Con il presente commento – che fa seguito ai precedenti approfondimenti in merito al Codice di Deontologia Professionale dei Geometri – proseguiamo l’analisi del procedimento disciplinare ex art. 12 RD n. 274/1929, come integrato dal DPR 7 agosto 2012, n. 137.

Il procedimento disciplinare e le sue fasi

Il procedimento disciplinare può essere analizzato distinguendo almeno cinque fasi:

  1. Impulso;
  2. Istruzione preliminare;
  3. Non luogo a procedere o rinvio a giudizio disciplinare;
  4. Trattazione;
  5. Decisione

1. Impulso

Tre sono i modi con cui il Consiglio di disciplina dà avvio alla procedura disciplinare: tramite segnalazione, su richiesta del Pubblico Ministero ovvero d’ufficio.

  • La segnalazione: chiunque vi abbia interesse può dare impulso all’azione disciplinare mediante un “esposto” al Collegio di disciplina territoriale, con indicazione della notizia del presunto illecito deontologico commesso da un professionista iscritto al medesimo albo professionale.

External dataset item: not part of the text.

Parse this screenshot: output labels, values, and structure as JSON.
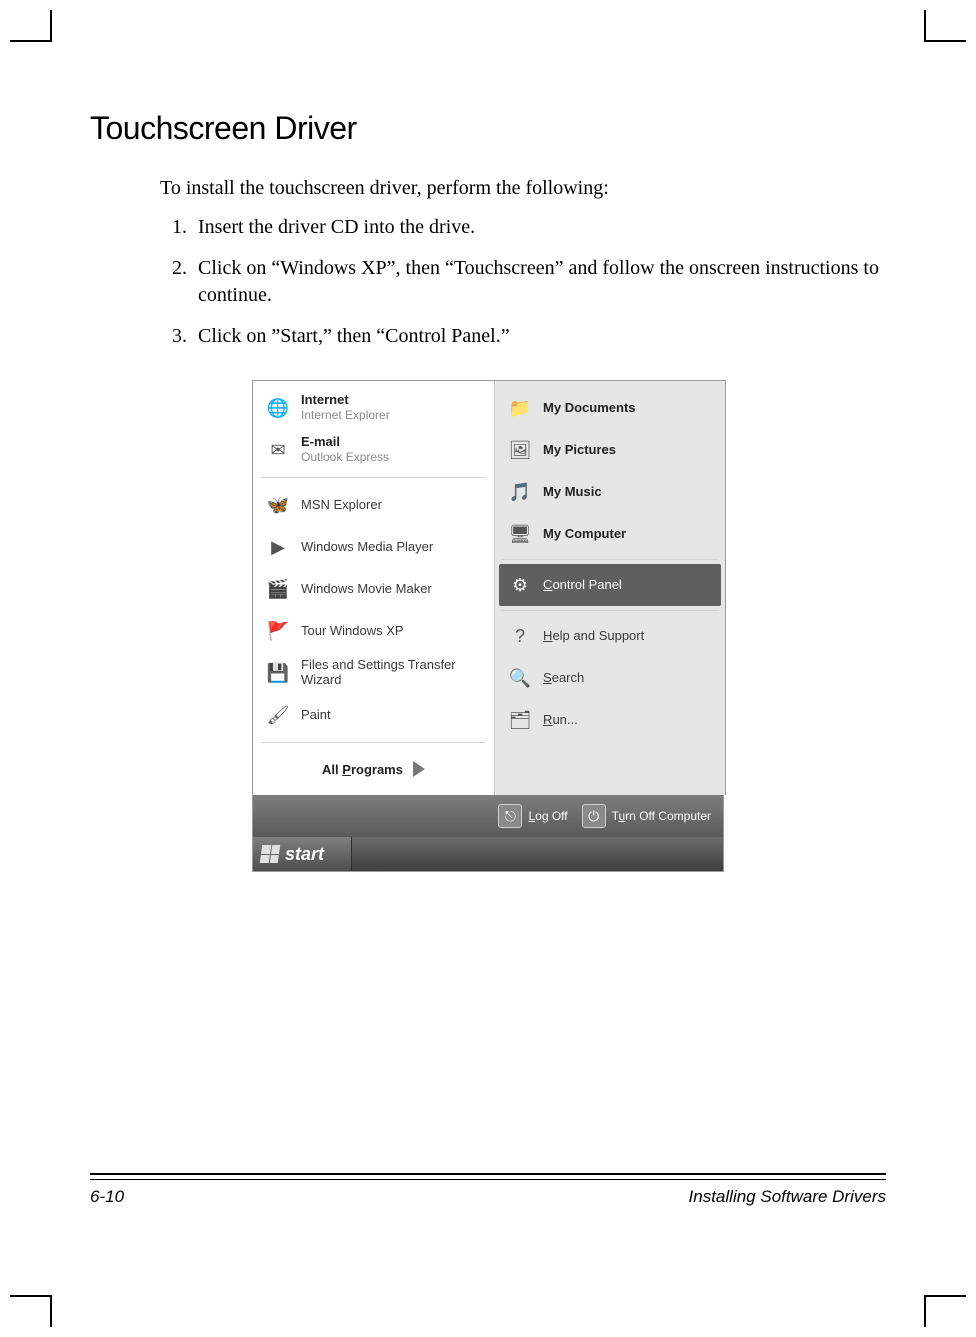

Ricevuto l’esposto (sotto qualsiasi forma), il Collegio deve trasmettere la segnalazione al Presidente del Consiglio di disciplina per i successivi adempimenti.
  • La richiesta del PM: è il Pubblico Ministero che, avuta notizia della presunta condotta disciplinarmente illecita, richiede l’avvio della procedura al Consiglio.
  • L’azione d’ufficio: su istanza di uno o più membri del Consiglio di disciplina a seguito dell’avvenuta conoscenza di illeciti disciplinari comunque appresi.

In tutti i casi, elemento essenziale e comune all’avvio del procedimento disciplinare è la notizia della commissione di un illecito a presunto rilievo disciplinare, la cd. notitia criminis. Infatti, il Consiglio di disciplina può attivare la procedura soltanto se ha avuto conoscenza di un presunto illecito disciplinare e non in via meramente autonoma. È l’atto di impulso che rende legittimo l’avvio della procedura, dovendosi escludere un autonomo potere in tal senso in capo al Consiglio di disciplina, ossia al Presidente di tale Consiglio.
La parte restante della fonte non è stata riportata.